Powrót Jarosława Kaczyńskiego

To powrót Jarosława Kaczyńskiego do rządu po tym, jak w czerwcu 2022 r. zrezygnował on z pełnienia funkcji wicepremiera i kierującego komitetem ds. bezpieczeństwa. Pracami komitetu Kaczyński kierował od października 2020 r.

- Rola prezesa Kaczyńskiego w rządzie będzie inna niż w poprzednim okresie, kiedy pełnił funkcję wicepremiera. Wtedy miał jedno, główne zadanie: wzmocnienie obronności państwa, przygotowanie i przyjęcie ustawy o obronie ojczyzny (...). Teraz będzie koordynował wszystkie prace rządowe. Stąd taki znak, że będzie jedynym wiceprezesem Rady Ministrów czy realnym wicepremierem - tłumaczył Sasin.

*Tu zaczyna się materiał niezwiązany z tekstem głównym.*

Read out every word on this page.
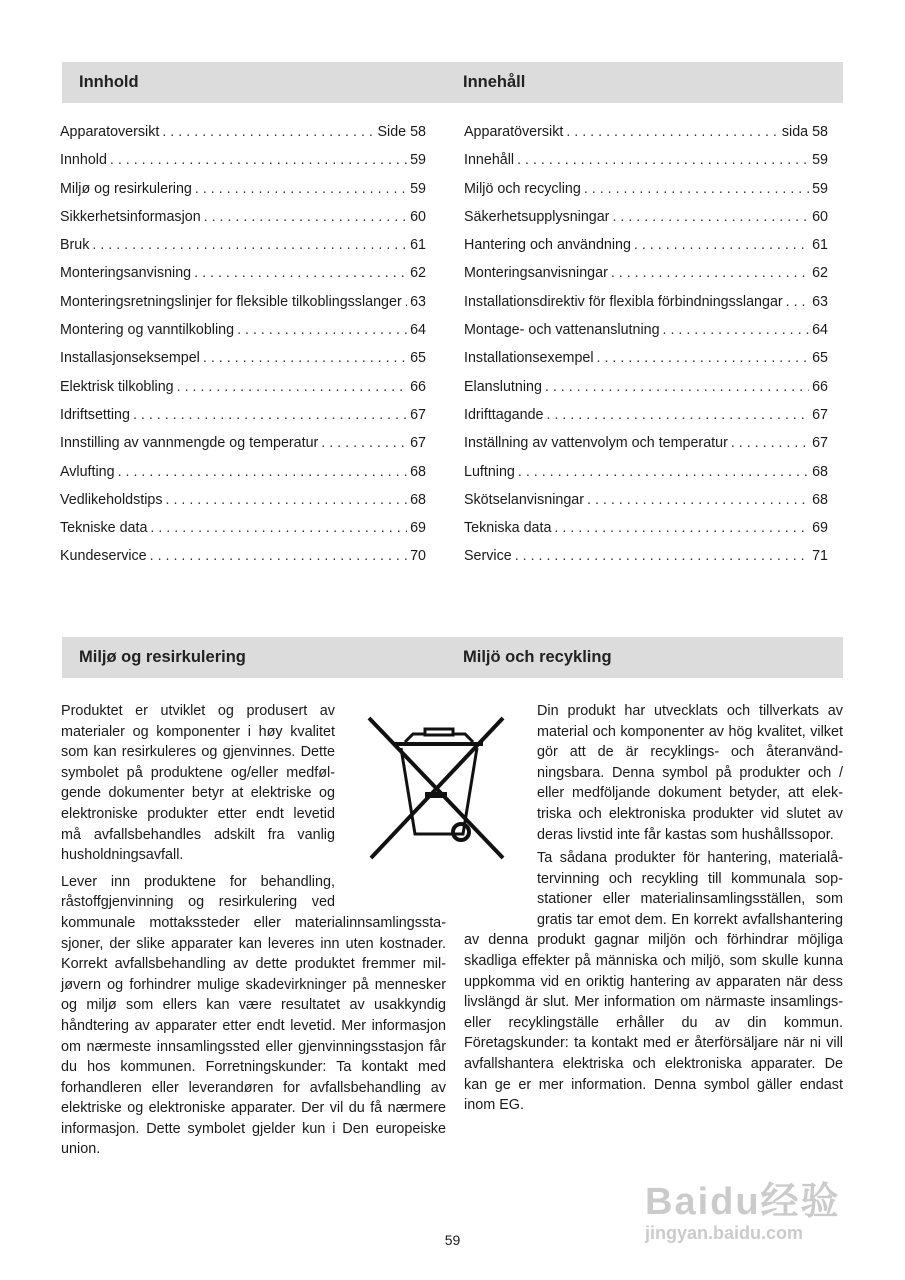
Innhold	Innehåll
Apparatoversikt . . .	Side 58
Innhold . . .	59
Miljø og resirkulering . . .	59
Sikkerhetsinformasjon . . .	60
Bruk . . .	61
Monteringsanvisning . . .	62
Monteringsretningslinjer for fleksible tilkoblingsslanger . . . 63
Montering og vanntilkobling . . .	64
Installasjonseksempel . . .	65
Elektrisk tilkobling . . .	66
Idriftsetting . . .	67
Innstilling av vannmengde og temperatur . . .	67
Avlufting . . .	68
Vedlikeholdstips . . .	68
Tekniske data . . .	69
Kundeservice . . .	70
Apparatöversikt . . .	sida 58
Innehåll . . .	59
Miljö och recycling . . .	59
Säkerhetsupplysningar . . .	60
Hantering och användning . . .	61
Monteringsanvisningar . . .	62
Installationsdirektiv för flexibla förbindningsslangar . . . 63
Montage- och vattenanslutning . . .	64
Installationsexempel . . .	65
Elanslutning . . .	66
Idrifttagande . . .	67
Inställning av vattenvolym och temperatur . . .	67
Luftning . . .	68
Skötselanvisningar . . .	68
Tekniska data . . .	69
Service . . .	71
Miljø og resirkulering	Miljö och recykling

Produktet er utviklet og produsert av materialer og komponenter i høy kvalitet som kan resirkuleres og gjenvinnes. Dette symbolet på produktene og/eller medfølgende dokumenter betyr at elektriske og elektroniske produkter etter endt levetid må avfallsbehandles adskilt fra vanlig husholdningsavfall.

Lever inn produktene for behandling, råstoffgjenvinning og resirkulering ved kommunale mottakssteder eller materialinnsamlingsstasjoner, der slike apparater kan leveres inn uten kostnader. Korrekt avfallsbehandling av dette produktet fremmer miljøvern og forhindrer mulige skadevirkninger på mennesker og miljø som ellers kan være resultatet av usakkyndig håndtering av apparater etter endt levetid. Mer informasjon om nærmeste innsamlingssted eller gjenvinningsstasjon får du hos kommunen. Forretningskunder: Ta kontakt med forhandleren eller leverandøren for avfallsbehandling av elektriske og elektroniske apparater. Der vil du få nærmere informasjon. Dette symbolet gjelder kun i Den europeiske union.

Din produkt har utvecklats och tillverkats av material och komponenter av hög kvalitet, vilket gör att de är recyklings- och återanvändningsbara. Denna symbol på produkter och / eller medföljande dokument betyder, att elektriska och elektroniska produkter vid slutet av deras livstid inte får kastas som hushållssopor.

Ta sådana produkter för hantering, materialåtervinning och recykling till kommunala sopstationer eller materialinsamlingsställen, som gratis tar emot dem. En korrekt avfallshantering av denna produkt gagnar miljön och förhindrar möjliga skadliga effekter på människa och miljö, som skulle kunna uppkomma vid en oriktig hantering av apparaten när dess livslängd är slut. Mer information om närmaste insamlings- eller recyklingställe erhåller du av din kommun. Företagskunder: ta kontakt med er återförsäljare när ni vill avfallshantera elektriska och elektroniska apparater. De kan ge er mer information. Denna symbol gäller endast inom EG.

59
Baidu经验
jingyan.baidu.com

Zapewnił, że premierem pozostaje Mateusz Morawiecki. - Natomiast Jarosław Kaczyński jest liderem naszego obozu politycznego, (...) najważniejszą osobą w tym całym układzie - dodał.

- To zawsze jest bardzo dobry pomysł, by prezes PiS Jarosław Kaczyński był w rządzie i łączył kluczową funkcję polityczną z funkcją rządową - powiedział 19 czerwca premier Mateusz Morawiecki na antenie TVP Info. Za "bardzo dobry czas" uznał okres, w którym Kaczyński był członkiem rządu.

Na pytanie, co jest powodem zmiany, Sasin odpowiedział, że chodzi o dużo lepszą koordynację wszystkich ośrodków, w których dzisiaj znajduje się władza nad Polską. - Bo ta władza się ogniskuje w rządzie, w parlamencie i partii rządzącej. Prezes Jarosław Kaczyński pozostając szefem partii i wchodząc do rządu będzie miał większe możliwości koordynowania tych ośrodków. Jest to niezwykle potrzebne w ogóle, ale szczególnie przed wyborami - stwierdził minister aktywów państwowych.


Rzecznik rządu wyjaśnia przyczyny zmian

Rzecznik rządu Piotr Müller potwierdził w TVP Info powrót do rządu prezesa PiS. - Pozostali wicepremierzy złożyli rezygnacje, ale pozostają ministrami resortowymi, czy jak w przypadku ministra Kowalczyka - szefem komitetu ekonomicznego - poinformował.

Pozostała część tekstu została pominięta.